This sector could have all its EBITDA eaten up in a year
Today's market mayhem is idiosyncratic in nature, in terms of both upside and downside risk.
Despite the tech bull run we've seen of late, higher rates have put the pinch on long-duration assets.
In this interview, KKR Partner Jeremiah Lane exposes one sector that could be in the firing line moving forward due to its level of leverage.
"They are very high quality businesses, but they are very highly levered... [It] could eat up almost all of the EBITDA that they generate in a year."
He also runs through the ongoing stress in the banking system, and why KKR's Global Credit Opportunities Fund is so well suited to today's market.
Note: This interview was filmed on 27 August 2023.
Edited transcript
First, I would say that we don't see the early indicators of broad-based credit stress. I think that the sectors that I am more worried about are probably some sectors that historically have been very strong performers.
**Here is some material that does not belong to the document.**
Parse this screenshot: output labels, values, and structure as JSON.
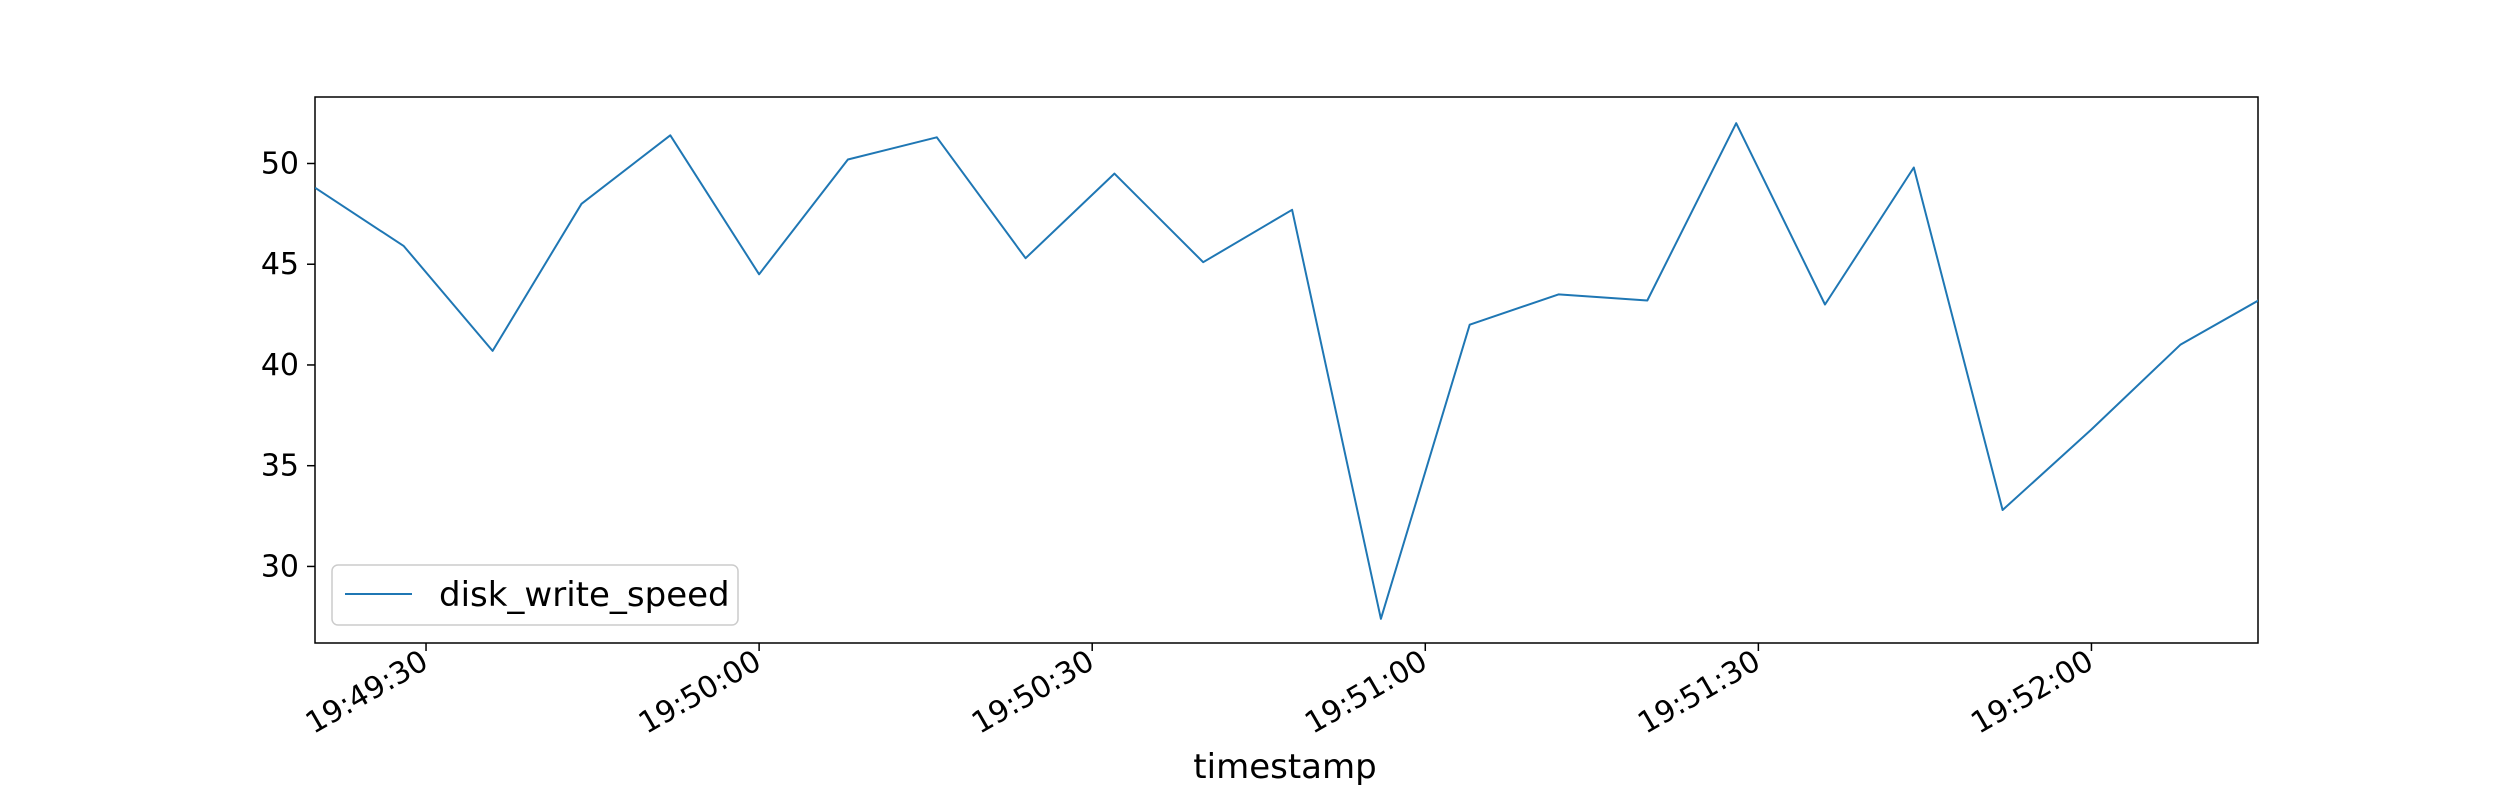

One example would be the software space. Software has been one of the best performing sectors in high yield and loans over the last 10 years. As a result of how well it performed, companies were bought and sold at higher and higher multiples, and more and more leverage was put on these businesses. They are very high quality businesses, but they are very highly levered. And I do think that there is a challenge for some of these businesses that may be 8, 9, 10 times levered, where if SOFR is more than 5% and they might be paying 500 over SOFR, they're paying more than 10% on a huge amount of debt. That could eat up almost all of the EBITDA that they generate in a year.
And so I think that some sectors like that specifically that are more highly levered, are areas of concern.
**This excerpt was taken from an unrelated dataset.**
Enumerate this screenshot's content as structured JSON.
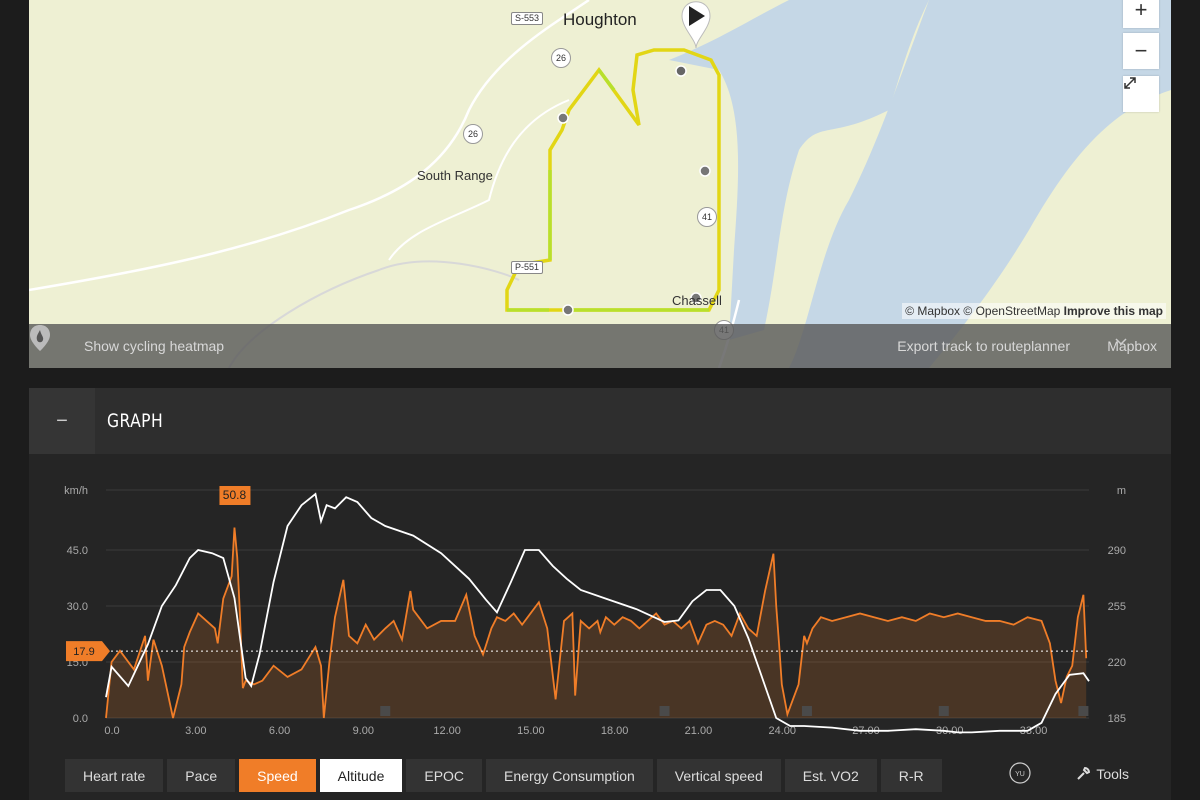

Again, we don't see that being enough of a broad-based phenomenon to drive real pain in the market overall. It can drive pain in that individual sub-sector, but if software is weakening while consumer starts to come back and healthcare margins start to recover and building products continue to chug along, we think that sets up as a very acceptable environment for us to pursue our strategy of taking targeted bets on individual credits that we think are really set up to perform.
How tight is bank lending, and what impact is this having on credit markets?
I think that the banks are definitely in a more conservative posture than they've been. I think if you go back to 2022, most of the large investment banks ended up committed to financings that they were ultimately not able to sell to the market at the prices they expected. And as a result, they experienced some losses on selling down that paper. In some cases, they still own that paper. And I think that they are not eager to replicate those problems.
Similarly, I think that there is a concern that after the failures of Silicon Valley Bank and Signature and First Republic, that the large banks are going to have higher capital requirements, and potentially be required to hold a different mix of assets. And that also contributes to them being just a little bit more risk averse in terms of what they're committing to. I think it creates an opportunity. It creates an opportunity for the private credit market to step in and facilitate transactions. It creates an opportunity for the leveraged credit market to refinance out private credit. It creates an opportunity for the leveraged credit market to get better terms on new loans and bonds that are being created, and hopefully get better spreads and yields.